You can’t go back to your favorite games like you can a movie or a song. Even when Super Mario Kart shows up on the WiiU, the exact mechanics are lost in 1992. The original intended form is gone forever…

That does sound very dramatic, and original consoles from all eras still no doubt exist. But a song in 2019 can transport me right back to 1999. That exact recapitulation of memory is missing for my gaming self. What I’m holding doesn’t quite feel the same.

The real video game exists stuck in time.

This sentiment seems plausible to me because the original game was designed for the original platform. The TVs are different, the controllers are different, and the computers are certainly exponentially different. I would argue replication of a video gaming experience can’t be complete without accounting for all of the original parts.  

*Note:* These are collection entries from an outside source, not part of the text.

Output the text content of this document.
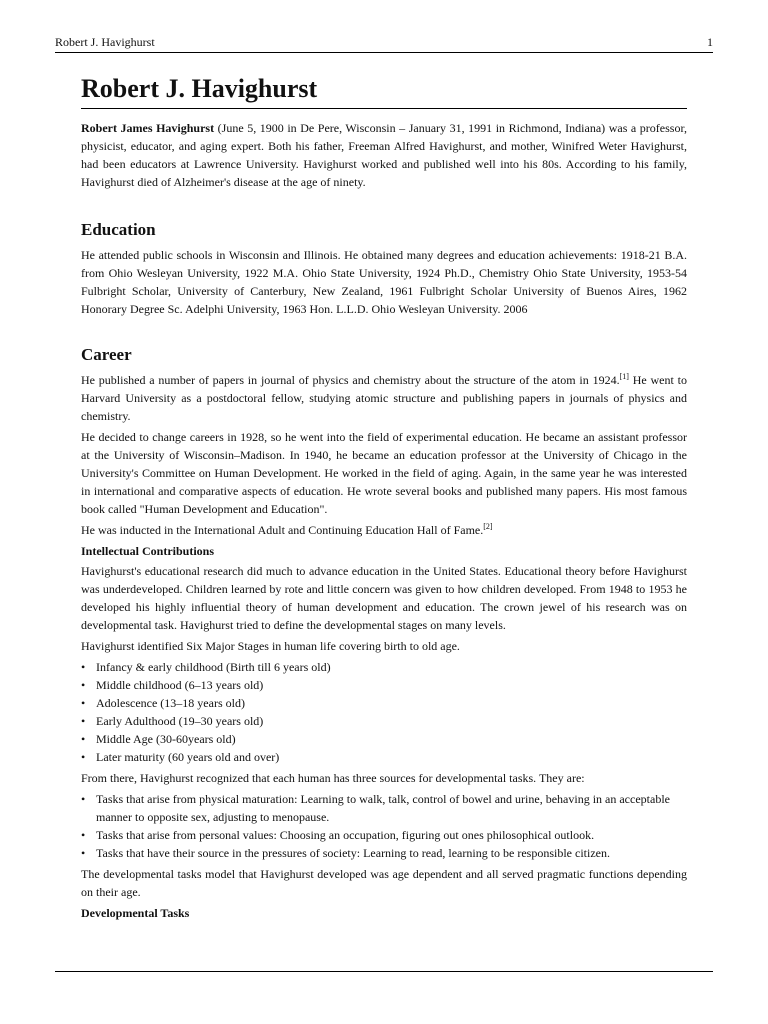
Robert J. Havighurst	1
Robert J. Havighurst

Robert James Havighurst (June 5, 1900 in De Pere, Wisconsin – January 31, 1991 in Richmond, Indiana) was a professor, physicist, educator, and aging expert. Both his father, Freeman Alfred Havighurst, and mother, Winifred Weter Havighurst, had been educators at Lawrence University. Havighurst worked and published well into his 80s. According to his family, Havighurst died of Alzheimer's disease at the age of ninety.

Education

He attended public schools in Wisconsin and Illinois. He obtained many degrees and education achievements: 1918-21 B.A. from Ohio Wesleyan University, 1922 M.A. Ohio State University, 1924 Ph.D., Chemistry Ohio State University, 1953-54 Fulbright Scholar, University of Canterbury, New Zealand, 1961 Fulbright Scholar University of Buenos Aires, 1962 Honorary Degree Sc. Adelphi University, 1963 Hon. L.L.D. Ohio Wesleyan University. 2006

Career

He published a number of papers in journal of physics and chemistry about the structure of the atom in 1924.[1] He went to Harvard University as a postdoctoral fellow, studying atomic structure and publishing papers in journals of physics and chemistry.

He decided to change careers in 1928, so he went into the field of experimental education. He became an assistant professor at the University of Wisconsin–Madison. In 1940, he became an education professor at the University of Chicago in the University's Committee on Human Development. He worked in the field of aging. Again, in the same year he was interested in international and comparative aspects of education. He wrote several books and published many papers. His most famous book called "Human Development and Education".

He was inducted in the International Adult and Continuing Education Hall of Fame.[2]

Intellectual Contributions

Havighurst's educational research did much to advance education in the United States. Educational theory before Havighurst was underdeveloped. Children learned by rote and little concern was given to how children developed. From 1948 to 1953 he developed his highly influential theory of human development and education. The crown jewel of his research was on developmental task. Havighurst tried to define the developmental stages on many levels.

Havighurst identified Six Major Stages in human life covering birth to old age.

• Infancy & early childhood (Birth till 6 years old)
• Middle childhood (6–13 years old)
• Adolescence (13–18 years old)
• Early Adulthood (19–30 years old)
• Middle Age (30-60years old)
• Later maturity (60 years old and over)

From there, Havighurst recognized that each human has three sources for developmental tasks. They are:

• Tasks that arise from physical maturation: Learning to walk, talk, control of bowel and urine, behaving in an acceptable manner to opposite sex, adjusting to menopause.
• Tasks that arise from personal values: Choosing an occupation, figuring out ones philosophical outlook.
• Tasks that have their source in the pressures of society: Learning to read, learning to be responsible citizen.

The developmental tasks model that Havighurst developed was age dependent and all served pragmatic functions depending on their age.

Developmental Tasks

The technology of today doesn’t remember GameBoy. The technology of today has been built by the unstoppable wave of progress. So sure, technology builds off of other technology, and somewhere in your Switch exists the remnant of a GameBoy. In gaming, it seems like we don’t want to preserve the past. We strive to be making video games that are better than ones that came before. But what about all of the games we loved through our lives? Why move on from the greats? We make new games knowing they don’t have a chance of holding on. The platform is king. Technology is driving the constant evolution of interactions and story and experience. In lots of ways gaming experience has gotten so much better because of the push of technology. But a lot of excellent experiences have been left behind.